Analyse
Antibiotiques pour l’OMA : moins ou plus de 7 jours ?
28 03 2011
Professions de santé
Pour traiter l’otite moyenne aiguë (OMA), le guide belge des traitements anti-infectieux de la BAPCOC (1) recommande, quand un antibiotique est nécessaire, un traitement durant 5 à 7 jours. Cette recommandation repose sur des preuves de l’efficacité d’un traitement court (e.a. PICHICHERO en 1997 (2)), d’une méta-analyse de 32 RCTs parue dans le JAMA (3) en 1998 concluant à un intérêt similaire entre les études de traitement antibiotique de l'OMA pendant des périodes de 5 jours, par rapport à celles de cures de 8 à 10 jours. Elle repose aussi sur l’observation d’un risque accru de portage de S. pneumoniae résistant après un traitement par bêtalactame si celui-ci dépasse les 5 jours (4).

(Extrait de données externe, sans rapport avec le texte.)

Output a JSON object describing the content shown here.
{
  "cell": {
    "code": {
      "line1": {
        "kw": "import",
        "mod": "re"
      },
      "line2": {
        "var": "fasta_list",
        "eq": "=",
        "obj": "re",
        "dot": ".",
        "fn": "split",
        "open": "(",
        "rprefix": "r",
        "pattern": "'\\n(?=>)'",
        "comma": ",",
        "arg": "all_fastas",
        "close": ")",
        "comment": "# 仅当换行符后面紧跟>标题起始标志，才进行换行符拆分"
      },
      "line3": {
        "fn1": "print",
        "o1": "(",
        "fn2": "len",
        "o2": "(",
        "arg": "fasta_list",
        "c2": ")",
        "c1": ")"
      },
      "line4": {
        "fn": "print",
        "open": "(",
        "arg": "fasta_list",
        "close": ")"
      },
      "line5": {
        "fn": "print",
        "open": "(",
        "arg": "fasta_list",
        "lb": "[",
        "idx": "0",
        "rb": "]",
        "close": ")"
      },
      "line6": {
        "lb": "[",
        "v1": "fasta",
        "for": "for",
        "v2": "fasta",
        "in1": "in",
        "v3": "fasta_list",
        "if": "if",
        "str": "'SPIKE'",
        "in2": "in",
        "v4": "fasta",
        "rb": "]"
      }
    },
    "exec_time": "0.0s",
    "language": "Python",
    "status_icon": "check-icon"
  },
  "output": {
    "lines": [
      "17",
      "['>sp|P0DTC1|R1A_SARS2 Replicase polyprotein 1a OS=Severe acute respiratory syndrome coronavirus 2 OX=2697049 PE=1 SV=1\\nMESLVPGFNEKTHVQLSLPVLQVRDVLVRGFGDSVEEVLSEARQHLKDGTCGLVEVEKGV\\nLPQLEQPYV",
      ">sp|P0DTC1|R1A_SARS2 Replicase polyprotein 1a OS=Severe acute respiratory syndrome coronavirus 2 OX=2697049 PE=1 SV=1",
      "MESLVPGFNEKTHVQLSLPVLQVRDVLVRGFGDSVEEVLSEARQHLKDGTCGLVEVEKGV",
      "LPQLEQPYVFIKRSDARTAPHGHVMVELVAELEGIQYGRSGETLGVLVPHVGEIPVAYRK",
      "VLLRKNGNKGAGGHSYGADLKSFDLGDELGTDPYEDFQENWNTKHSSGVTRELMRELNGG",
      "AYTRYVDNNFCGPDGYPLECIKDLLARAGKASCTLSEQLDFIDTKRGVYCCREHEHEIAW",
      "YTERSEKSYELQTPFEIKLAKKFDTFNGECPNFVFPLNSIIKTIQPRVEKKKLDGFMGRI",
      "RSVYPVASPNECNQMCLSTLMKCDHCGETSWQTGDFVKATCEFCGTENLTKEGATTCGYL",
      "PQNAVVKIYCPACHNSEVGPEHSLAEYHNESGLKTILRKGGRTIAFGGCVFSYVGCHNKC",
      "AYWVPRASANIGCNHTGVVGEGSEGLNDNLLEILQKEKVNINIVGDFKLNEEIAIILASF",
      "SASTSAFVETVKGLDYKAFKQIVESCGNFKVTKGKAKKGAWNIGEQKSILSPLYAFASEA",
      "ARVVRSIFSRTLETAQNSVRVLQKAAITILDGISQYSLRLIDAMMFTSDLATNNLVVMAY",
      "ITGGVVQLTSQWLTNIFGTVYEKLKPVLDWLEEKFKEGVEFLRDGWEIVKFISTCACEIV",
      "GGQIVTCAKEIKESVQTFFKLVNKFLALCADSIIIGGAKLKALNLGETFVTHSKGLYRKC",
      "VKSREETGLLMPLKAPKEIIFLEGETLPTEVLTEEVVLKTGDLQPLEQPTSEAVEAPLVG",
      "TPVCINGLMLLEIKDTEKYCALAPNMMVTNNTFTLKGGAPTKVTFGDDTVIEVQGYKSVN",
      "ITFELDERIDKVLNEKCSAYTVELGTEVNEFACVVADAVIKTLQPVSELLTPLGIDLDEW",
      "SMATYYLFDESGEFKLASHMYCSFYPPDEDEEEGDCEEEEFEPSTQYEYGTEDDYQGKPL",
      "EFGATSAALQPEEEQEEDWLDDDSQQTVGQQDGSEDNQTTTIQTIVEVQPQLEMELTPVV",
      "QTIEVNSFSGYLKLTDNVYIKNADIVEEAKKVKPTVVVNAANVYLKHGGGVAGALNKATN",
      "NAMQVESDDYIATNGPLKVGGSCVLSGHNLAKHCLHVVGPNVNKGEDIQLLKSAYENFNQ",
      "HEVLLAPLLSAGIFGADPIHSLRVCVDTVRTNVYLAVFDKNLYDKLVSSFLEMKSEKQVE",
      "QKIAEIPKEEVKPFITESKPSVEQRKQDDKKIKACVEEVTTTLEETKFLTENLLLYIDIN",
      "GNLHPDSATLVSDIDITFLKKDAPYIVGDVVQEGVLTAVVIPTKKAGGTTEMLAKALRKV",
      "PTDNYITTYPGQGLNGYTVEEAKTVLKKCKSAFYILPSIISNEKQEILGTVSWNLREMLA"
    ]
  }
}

La plupart des auteurs de la méta-analyse de 1998 ont effectué une nouvelle synthèse (5) de la littérature comparant des traitements de > 48h mais moins de 7 jours à des traitements d’au moins 7 jours en cas d’OMA, chez des enfants (maximum 18 ans). La méta-analyse des 49 RCTs avec comparaison directe (n=12 045) amène cette fois-ci une conclusion différente : un risque d’échec thérapeutique (absence de guérison clinique, rechute ou récidive d’OMA dans le mois post initiation de l’antibiothérapie) est plus important sous antibiothérapie courte (21%) que sous traitement long (18%), soit une différence absolue de 3%, un OR de 1,34 avec IC à 95% de 1,15 à 1,55. Le bénéfice est significatif pour les évaluations entre 8 et 19 jours, mais non à 20 à 30 jours, à 30 à 45 jours, à 3 mois ou plus. Par contre les effets indésirables gastro-intestinaux sont nettement moindres avec les traitements courts (OR 0,72 avec IC à 95% de 0,60 à 0,87). Les auteurs concluent à un bénéfice minime à court terme de traitements antibiotiques d’au moins 7 jours mais à mettre en balance avec les inconvénients des antibiothérapies.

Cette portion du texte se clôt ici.